In lieu of recent Pickover puzzles (I have an impressive backlog of those to work on), VAG sent in this curious x86 ASM nugget:
xchg bh, bl mov di, bx shr di, 1 shr di, 1 add di, bx xchg bh, bl add di, dx
The hint that VAG gives is that it has something to do with a common multimedia task. Try to figure it out.
It calculates the offset in a 320*200 buffer of the given x,y coodinate.
di = bx * 320 + dx
Since bx can only be in the range of 0..199 (i.e. only bl) the code uses this to its advantage.
Though I must admit it was a bit unfair not to tell us if it was AT&T or Intel syntax, that always costs me an extra scratching-my-head moment :-)
I wonder for what CPU that was written though, 286? Because IIRC “shr di, 2” would have been possible and faster from 386 on…

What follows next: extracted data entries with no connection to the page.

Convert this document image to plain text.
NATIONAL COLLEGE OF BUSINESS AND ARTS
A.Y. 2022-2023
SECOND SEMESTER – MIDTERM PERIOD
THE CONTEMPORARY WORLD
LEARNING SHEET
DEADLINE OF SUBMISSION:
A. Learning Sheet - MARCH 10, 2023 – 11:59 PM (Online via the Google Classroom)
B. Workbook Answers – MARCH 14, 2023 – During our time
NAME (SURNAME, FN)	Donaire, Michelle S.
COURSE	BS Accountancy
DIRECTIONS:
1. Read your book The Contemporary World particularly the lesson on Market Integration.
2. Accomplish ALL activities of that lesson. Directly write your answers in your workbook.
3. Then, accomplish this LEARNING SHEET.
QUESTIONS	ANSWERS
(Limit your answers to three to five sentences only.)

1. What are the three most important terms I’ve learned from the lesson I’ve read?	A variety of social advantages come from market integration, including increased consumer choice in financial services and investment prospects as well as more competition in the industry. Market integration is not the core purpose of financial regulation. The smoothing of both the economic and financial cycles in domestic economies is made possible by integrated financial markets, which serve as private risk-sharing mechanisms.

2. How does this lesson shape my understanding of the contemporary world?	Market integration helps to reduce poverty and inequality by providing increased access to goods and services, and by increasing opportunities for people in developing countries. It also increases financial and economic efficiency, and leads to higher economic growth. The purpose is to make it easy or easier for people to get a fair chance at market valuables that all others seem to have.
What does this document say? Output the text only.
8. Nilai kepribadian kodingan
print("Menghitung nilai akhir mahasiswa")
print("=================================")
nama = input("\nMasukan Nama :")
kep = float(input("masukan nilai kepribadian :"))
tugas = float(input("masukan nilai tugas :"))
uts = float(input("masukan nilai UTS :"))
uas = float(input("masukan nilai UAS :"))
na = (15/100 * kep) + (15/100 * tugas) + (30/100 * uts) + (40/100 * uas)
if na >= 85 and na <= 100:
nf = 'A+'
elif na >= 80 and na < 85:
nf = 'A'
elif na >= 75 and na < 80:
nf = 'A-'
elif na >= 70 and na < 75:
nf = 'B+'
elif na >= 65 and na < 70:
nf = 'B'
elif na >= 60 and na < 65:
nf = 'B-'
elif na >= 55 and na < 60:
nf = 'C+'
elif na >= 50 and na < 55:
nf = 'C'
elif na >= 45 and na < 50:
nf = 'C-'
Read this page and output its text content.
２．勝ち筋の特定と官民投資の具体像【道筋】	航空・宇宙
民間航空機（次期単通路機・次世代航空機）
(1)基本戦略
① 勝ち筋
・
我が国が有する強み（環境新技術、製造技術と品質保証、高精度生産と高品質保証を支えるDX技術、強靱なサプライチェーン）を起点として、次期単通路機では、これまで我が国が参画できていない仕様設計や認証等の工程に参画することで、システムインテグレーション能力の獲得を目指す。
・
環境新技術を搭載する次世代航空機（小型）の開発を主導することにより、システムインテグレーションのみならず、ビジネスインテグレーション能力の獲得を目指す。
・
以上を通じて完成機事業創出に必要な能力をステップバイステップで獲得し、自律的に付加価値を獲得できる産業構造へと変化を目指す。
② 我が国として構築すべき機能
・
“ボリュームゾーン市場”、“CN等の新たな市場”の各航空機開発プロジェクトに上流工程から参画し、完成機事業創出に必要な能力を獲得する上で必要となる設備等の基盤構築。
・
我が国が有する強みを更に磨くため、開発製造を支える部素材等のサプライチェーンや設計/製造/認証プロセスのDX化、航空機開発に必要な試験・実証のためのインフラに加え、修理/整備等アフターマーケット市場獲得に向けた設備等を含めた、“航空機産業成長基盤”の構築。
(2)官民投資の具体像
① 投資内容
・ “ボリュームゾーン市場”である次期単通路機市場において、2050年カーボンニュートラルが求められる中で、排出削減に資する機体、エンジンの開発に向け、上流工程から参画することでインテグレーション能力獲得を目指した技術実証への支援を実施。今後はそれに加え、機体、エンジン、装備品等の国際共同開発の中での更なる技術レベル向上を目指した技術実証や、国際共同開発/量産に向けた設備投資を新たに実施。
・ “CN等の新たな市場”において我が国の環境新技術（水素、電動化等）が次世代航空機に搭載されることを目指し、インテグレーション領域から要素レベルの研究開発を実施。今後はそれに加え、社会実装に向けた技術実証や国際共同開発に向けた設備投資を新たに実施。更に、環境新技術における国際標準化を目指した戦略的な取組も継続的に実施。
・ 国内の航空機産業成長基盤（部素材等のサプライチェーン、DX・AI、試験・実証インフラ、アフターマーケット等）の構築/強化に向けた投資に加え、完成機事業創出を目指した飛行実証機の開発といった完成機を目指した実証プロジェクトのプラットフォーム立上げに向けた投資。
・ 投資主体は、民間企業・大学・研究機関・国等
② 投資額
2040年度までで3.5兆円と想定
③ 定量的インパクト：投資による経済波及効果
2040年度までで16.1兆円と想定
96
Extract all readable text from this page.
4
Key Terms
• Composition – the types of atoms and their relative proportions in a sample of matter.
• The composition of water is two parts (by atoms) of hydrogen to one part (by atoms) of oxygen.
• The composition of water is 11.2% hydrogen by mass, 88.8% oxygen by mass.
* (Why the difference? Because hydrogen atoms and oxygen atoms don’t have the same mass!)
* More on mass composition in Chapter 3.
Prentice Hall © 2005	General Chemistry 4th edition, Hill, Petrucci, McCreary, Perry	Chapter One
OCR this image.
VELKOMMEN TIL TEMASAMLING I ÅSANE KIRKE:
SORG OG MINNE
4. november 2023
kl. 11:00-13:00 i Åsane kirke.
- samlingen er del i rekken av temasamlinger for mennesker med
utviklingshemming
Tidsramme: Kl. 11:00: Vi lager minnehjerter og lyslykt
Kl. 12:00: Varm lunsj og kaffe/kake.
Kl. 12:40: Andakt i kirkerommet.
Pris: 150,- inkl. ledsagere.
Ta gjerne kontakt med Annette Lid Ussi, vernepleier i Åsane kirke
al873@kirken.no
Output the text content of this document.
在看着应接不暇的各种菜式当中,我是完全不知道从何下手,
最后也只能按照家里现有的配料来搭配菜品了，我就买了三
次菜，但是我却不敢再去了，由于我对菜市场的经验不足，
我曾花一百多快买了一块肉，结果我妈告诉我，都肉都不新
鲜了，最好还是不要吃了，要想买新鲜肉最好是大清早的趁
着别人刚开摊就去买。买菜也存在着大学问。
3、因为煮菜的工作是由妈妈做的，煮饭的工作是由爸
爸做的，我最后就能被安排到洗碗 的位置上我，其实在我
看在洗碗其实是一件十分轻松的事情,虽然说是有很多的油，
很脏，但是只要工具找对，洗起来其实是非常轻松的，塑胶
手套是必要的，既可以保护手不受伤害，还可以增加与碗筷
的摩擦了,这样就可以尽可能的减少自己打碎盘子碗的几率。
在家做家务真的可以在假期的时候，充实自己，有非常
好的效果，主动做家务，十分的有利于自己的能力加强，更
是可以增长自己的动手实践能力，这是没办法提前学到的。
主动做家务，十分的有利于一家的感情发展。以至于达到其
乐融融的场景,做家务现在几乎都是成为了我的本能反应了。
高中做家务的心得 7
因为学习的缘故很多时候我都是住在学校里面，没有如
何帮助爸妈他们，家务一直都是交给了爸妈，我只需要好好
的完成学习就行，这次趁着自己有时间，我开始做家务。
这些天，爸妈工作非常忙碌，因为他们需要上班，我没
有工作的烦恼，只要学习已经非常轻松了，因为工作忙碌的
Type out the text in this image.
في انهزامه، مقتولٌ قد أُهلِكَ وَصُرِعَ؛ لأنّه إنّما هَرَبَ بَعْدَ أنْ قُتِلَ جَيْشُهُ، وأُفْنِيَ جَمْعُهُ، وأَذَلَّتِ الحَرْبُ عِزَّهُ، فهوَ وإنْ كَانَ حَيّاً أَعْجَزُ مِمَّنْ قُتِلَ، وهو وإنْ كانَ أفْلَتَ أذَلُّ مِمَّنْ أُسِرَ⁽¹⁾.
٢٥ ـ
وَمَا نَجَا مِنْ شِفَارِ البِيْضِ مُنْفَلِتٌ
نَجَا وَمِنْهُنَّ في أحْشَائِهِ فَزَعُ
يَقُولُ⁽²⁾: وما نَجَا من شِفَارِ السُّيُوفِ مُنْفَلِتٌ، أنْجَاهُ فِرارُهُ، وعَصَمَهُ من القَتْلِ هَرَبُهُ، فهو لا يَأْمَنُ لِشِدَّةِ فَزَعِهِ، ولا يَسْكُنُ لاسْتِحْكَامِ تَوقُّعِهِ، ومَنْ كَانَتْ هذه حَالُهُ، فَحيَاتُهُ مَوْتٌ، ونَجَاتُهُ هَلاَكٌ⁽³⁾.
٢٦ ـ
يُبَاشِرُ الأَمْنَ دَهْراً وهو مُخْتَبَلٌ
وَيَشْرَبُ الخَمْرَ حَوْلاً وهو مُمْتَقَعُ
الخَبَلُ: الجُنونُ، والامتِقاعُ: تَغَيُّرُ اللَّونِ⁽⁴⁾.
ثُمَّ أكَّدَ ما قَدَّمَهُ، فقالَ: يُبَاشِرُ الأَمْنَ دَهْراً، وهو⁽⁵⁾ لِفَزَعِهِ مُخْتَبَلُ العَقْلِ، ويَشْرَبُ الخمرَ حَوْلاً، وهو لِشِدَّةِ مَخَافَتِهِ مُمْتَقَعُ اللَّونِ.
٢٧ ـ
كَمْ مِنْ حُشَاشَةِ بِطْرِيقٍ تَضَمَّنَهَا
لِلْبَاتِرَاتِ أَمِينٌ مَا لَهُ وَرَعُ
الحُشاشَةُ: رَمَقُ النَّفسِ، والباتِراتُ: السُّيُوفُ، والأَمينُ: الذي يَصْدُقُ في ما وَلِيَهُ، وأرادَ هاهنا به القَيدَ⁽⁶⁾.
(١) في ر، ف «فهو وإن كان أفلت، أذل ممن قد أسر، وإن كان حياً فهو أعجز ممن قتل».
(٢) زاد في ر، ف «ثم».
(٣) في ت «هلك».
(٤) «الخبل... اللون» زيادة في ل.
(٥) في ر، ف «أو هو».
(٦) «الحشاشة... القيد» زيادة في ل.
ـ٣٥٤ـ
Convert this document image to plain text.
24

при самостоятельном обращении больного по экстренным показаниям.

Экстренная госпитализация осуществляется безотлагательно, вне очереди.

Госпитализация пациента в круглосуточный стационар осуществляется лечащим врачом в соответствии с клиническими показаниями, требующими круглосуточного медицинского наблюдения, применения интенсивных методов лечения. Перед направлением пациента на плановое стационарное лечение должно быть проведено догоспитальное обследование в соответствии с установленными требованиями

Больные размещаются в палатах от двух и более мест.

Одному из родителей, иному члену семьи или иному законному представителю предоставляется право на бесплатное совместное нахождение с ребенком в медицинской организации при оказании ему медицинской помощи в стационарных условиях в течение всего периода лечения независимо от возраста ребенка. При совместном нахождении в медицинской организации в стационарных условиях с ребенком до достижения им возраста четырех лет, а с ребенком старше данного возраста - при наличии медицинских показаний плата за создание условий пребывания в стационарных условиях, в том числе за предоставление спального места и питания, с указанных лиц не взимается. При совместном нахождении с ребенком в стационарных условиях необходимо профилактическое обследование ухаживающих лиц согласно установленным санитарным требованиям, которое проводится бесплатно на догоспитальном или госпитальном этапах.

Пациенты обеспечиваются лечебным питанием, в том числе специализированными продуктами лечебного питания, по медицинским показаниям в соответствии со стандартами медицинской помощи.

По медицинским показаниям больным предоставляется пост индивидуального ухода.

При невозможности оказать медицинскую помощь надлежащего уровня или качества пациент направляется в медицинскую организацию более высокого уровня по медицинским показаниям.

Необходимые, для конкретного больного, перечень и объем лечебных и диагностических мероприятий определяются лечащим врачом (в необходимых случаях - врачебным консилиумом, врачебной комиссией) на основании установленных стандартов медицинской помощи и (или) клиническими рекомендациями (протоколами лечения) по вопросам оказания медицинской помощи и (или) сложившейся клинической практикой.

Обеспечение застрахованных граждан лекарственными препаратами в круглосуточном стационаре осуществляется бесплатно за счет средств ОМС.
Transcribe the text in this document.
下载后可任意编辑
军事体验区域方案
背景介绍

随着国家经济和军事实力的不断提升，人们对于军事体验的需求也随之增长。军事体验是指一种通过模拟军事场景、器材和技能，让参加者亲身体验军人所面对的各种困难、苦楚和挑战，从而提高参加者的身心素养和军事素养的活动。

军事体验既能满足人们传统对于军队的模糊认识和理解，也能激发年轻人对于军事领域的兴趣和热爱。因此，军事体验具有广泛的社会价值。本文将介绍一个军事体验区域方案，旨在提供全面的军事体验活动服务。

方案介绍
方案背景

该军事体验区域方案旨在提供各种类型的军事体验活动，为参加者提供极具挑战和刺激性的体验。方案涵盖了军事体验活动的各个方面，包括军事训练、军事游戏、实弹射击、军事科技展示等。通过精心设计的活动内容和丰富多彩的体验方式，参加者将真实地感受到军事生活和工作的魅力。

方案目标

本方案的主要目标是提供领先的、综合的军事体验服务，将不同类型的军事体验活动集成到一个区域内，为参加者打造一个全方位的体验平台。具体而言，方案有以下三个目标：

Reimar: You should usually be able to sort out the syntax ordering by looking for an immediate value, as in the “shr” instruction, since it would be pretty useless to shift an immediate value.
I’m confused by those sequential shifts as well. I can only assume it was some pipeline optimization measure. Except that this code may have predated such considerations.
Reimar: This should be pretty obvious. Though, AT&T syntax use % and $ symbols to indicate registers/constants.
Anyway. Yes, it’s a legacy 286 code. Just an explanation how it works.
Generally, we can express 320 in power-of-two values as 256 + 64. Multiply by 256 can be performed by shifting value left 8 times, by 64 as shifting left 6 times. However, instead of straight multiply by 64 we can reuse multiplication by 256 and divide it by 4 – shift right two times. xchg basically acts as shl bx, 8 in this sample (as bh is always zero). That’s how it works. No ideas if it’s really faster than direct table lookup. :)